… is from page 127 of Philipp Blom’s superb 2010 book, A Wicked Company:
Muddled thinkers confuse the world of our senses with the way in which it is depicted in language.
DBx: Language, obviously, is indispensable to human knowledge. Most of what we learn we learn from other people, and most of what we learn from other people we learn through language. Yet as is true of all beneficial institutions, language is imperfect – it has, some might say, its ‘costs.’

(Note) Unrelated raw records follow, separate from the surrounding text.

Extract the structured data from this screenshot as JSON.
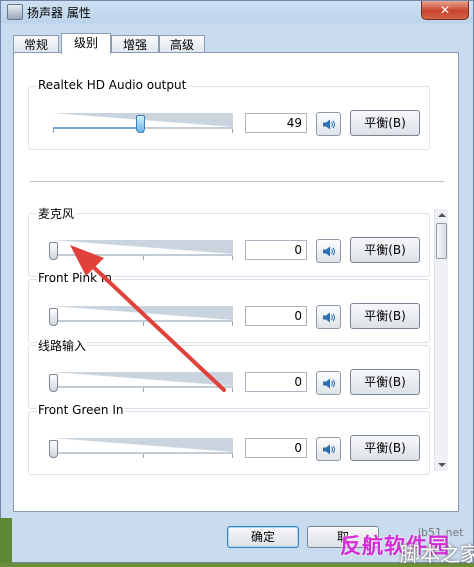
{
  "window": {
    "title": "扬声器 属性",
    "close_label": "✕"
  },
  "tabs": [
    {
      "label": "常规",
      "active": false
    },
    {
      "label": "级别",
      "active": true
    },
    {
      "label": "增强",
      "active": false
    },
    {
      "label": "高级",
      "active": false
    }
  ],
  "master": {
    "label": "Realtek HD Audio output",
    "value": "49",
    "level_percent": 49,
    "balance_label": "平衡(B)"
  },
  "channels": [
    {
      "label": "麦克风",
      "value": "0",
      "level_percent": 0,
      "balance_label": "平衡(B)"
    },
    {
      "label": "Front Pink In",
      "value": "0",
      "level_percent": 0,
      "balance_label": "平衡(B)"
    },
    {
      "label": "线路输入",
      "value": "0",
      "level_percent": 0,
      "balance_label": "平衡(B)"
    },
    {
      "label": "Front Green In",
      "value": "0",
      "level_percent": 0,
      "balance_label": "平衡(B)"
    }
  ],
  "buttons": {
    "ok": "确定",
    "cancel": "取"
  },
  "watermark": {
    "url": "jb51.net",
    "text": "脚本之家",
    "sub": "反航软件园"
  },
  "colors": {
    "annotation_arrow": "#e0413a",
    "title_bar": "#bcd4ec",
    "close_button": "#c7452c"
  },
  "icons": {
    "speaker": "speaker-icon",
    "app": "speaker-app-icon"
  }
}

Among the ‘costs’ of language is its tendency to cause us to suppose that the abstractions that we describe with words possess a concrete reality that these abstractions don’t possess. For example, we talk about how “the economy allocates resources.” This phrase isn’t meaningless; it conveys to those who encounter it an impression that usually is more or less, kinda, sorta, typically reasonably close to what those who say or write this phrase mean to convey. Yet taken literally this phrase is mistaken. The economy allocates nothing. The economy is not an entity that thinks, has purposes, and acts.
The economy is the phrase we use to capture, in summary form, the observed reality of individuals trading. From this observation – with help from the knowledge we have through introspection of human motivation – we conclude that trade occurs when each party wants that which the trading partner has more than he or she wants that which he or she must exchange to get what the trading partner has.

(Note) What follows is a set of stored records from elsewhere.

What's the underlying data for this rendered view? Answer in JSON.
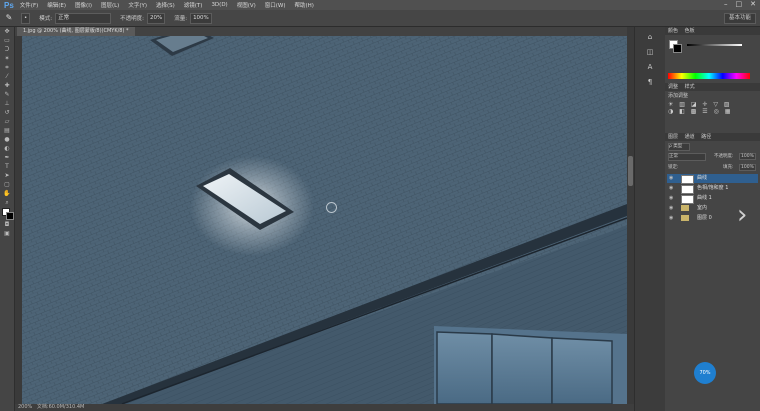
{
  "app": {
    "logo": "Ps"
  },
  "menubar": {
    "items": [
      "文件(F)",
      "编辑(E)",
      "图像(I)",
      "图层(L)",
      "文字(Y)",
      "选择(S)",
      "滤镜(T)",
      "3D(D)",
      "视图(V)",
      "窗口(W)",
      "帮助(H)"
    ],
    "window_controls": [
      "–",
      "□",
      "✕"
    ]
  },
  "options_bar": {
    "mode_label": "模式:",
    "mode_value": "正常",
    "opacity_label": "不透明度:",
    "opacity_value": "20%",
    "flow_label": "流量:",
    "flow_value": "100%",
    "workspace": "基本功能"
  },
  "document_tab": {
    "title": "1.jpg @ 200% (曲线, 图层蒙版/8)(CMYK/8) *"
  },
  "status_bar": {
    "zoom": "200%",
    "doc": "文档:60.0M/310.4M"
  },
  "panels": {
    "color_tabs": [
      "颜色",
      "色板"
    ],
    "adjust_tabs": [
      "调整",
      "样式"
    ],
    "adjust_heading": "添加调整",
    "layers_tabs": [
      "图层",
      "通道",
      "路径"
    ],
    "kind_label": "ρ 类型",
    "blend_mode": "正常",
    "opacity_label": "不透明度:",
    "opacity_value": "100%",
    "lock_label": "锁定:",
    "fill_label": "填充:",
    "fill_value": "100%",
    "layers": [
      {
        "name": "曲线",
        "kind": "adjustment",
        "selected": true
      },
      {
        "name": "色相/饱和度 1",
        "kind": "adjustment",
        "selected": false
      },
      {
        "name": "曲线 1",
        "kind": "adjustment",
        "selected": false
      },
      {
        "name": "室内",
        "kind": "folder",
        "selected": false
      },
      {
        "name": "图层 0",
        "kind": "folder",
        "selected": false
      }
    ]
  },
  "badge": {
    "text": "70%"
  },
  "colors": {
    "ui_dark": "#3a3a3a",
    "panel": "#454545",
    "selection": "#2f5f8f",
    "accent": "#1f7fd0",
    "roof": "#4a5f72"
  },
  "icons": [
    "brush-icon",
    "eye-icon",
    "folder-icon",
    "next-arrow-icon",
    "cursor-circle-icon"
  ]
}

When observing two individuals – Smith and Jones – trade, we aren’t prone to say “the economy allocates resources.” We say that Smith and Jones traded with each other. But when we step back and recognize that such trades as that of Smith with Jones occur constantly, among millions or billions of people, involving all sorts of things (“resources”) and at varying levels of complexity, we say “the economy allocates resources.”

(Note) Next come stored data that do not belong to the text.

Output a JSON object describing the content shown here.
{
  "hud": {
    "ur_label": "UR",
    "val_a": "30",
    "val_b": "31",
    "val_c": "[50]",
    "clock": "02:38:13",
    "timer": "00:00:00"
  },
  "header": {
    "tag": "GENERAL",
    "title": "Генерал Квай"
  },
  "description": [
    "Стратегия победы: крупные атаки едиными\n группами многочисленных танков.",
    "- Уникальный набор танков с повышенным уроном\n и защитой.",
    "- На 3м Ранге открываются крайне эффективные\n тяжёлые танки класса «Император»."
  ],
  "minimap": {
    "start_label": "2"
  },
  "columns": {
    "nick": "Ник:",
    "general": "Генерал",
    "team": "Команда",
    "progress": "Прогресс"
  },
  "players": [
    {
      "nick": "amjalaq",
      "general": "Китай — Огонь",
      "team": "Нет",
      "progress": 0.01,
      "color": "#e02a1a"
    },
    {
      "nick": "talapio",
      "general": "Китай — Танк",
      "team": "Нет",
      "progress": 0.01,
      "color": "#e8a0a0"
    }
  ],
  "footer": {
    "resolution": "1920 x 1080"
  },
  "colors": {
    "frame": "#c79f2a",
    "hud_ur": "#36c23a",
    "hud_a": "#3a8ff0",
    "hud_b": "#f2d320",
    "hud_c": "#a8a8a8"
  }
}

This shorthand phrase is not necessarily objectionable. But it poses a danger the moment anyone begins to think of the acting agent as being something called “the economy,” and the resulting allocation of resources something desired by, or planned by, this sentient creature – this “economy” – with purposes.
Nothing written above is new or the least bit controversial, of course. But the warning nevertheless is warranted. Incessantly we hear talk, or read writing, such as “when America trades with China,” or “we must secure our supply chains.” In reality, because neither America nor China is a creature with a brain that acts, America and China don’t trade with each other. Individuals in the geo-political location called “America” trade with individuals in the geo-political location called “China.” And these trades are not features of one large decision to trade taken by “America” (or by the American government) or by “China” (or by the Chinese government). When understood as being the results of countless individual decisions, much confusion is avoided – confusion that arises from the mistaken notion that America is an entity that trades with China.
The same confusion arises with discussions of supply chains. “We” don’t own or otherwise possess “our” supply chains. (Forget that the term “supply chains” is itself wholly inaccurate.) Nor are these “chains” designed – or design-able – by anyone. What is referred to by the now-familiar phrase “supply chains” is the complex web of different producers, usually spread around the world, each of whom contributes some inputs to the production of final outputs.
The “chains” are economic abstractions. They don’t exist in reality in the concrete manner that the term “supply chains” suggests. And so when political action is taken in response to uninformed assertions about “supply chains” and what “we” should do about them, government officials – whose actions are concrete – unavoidably interfere in the commercial decisions of individuals ignorantly and blindly.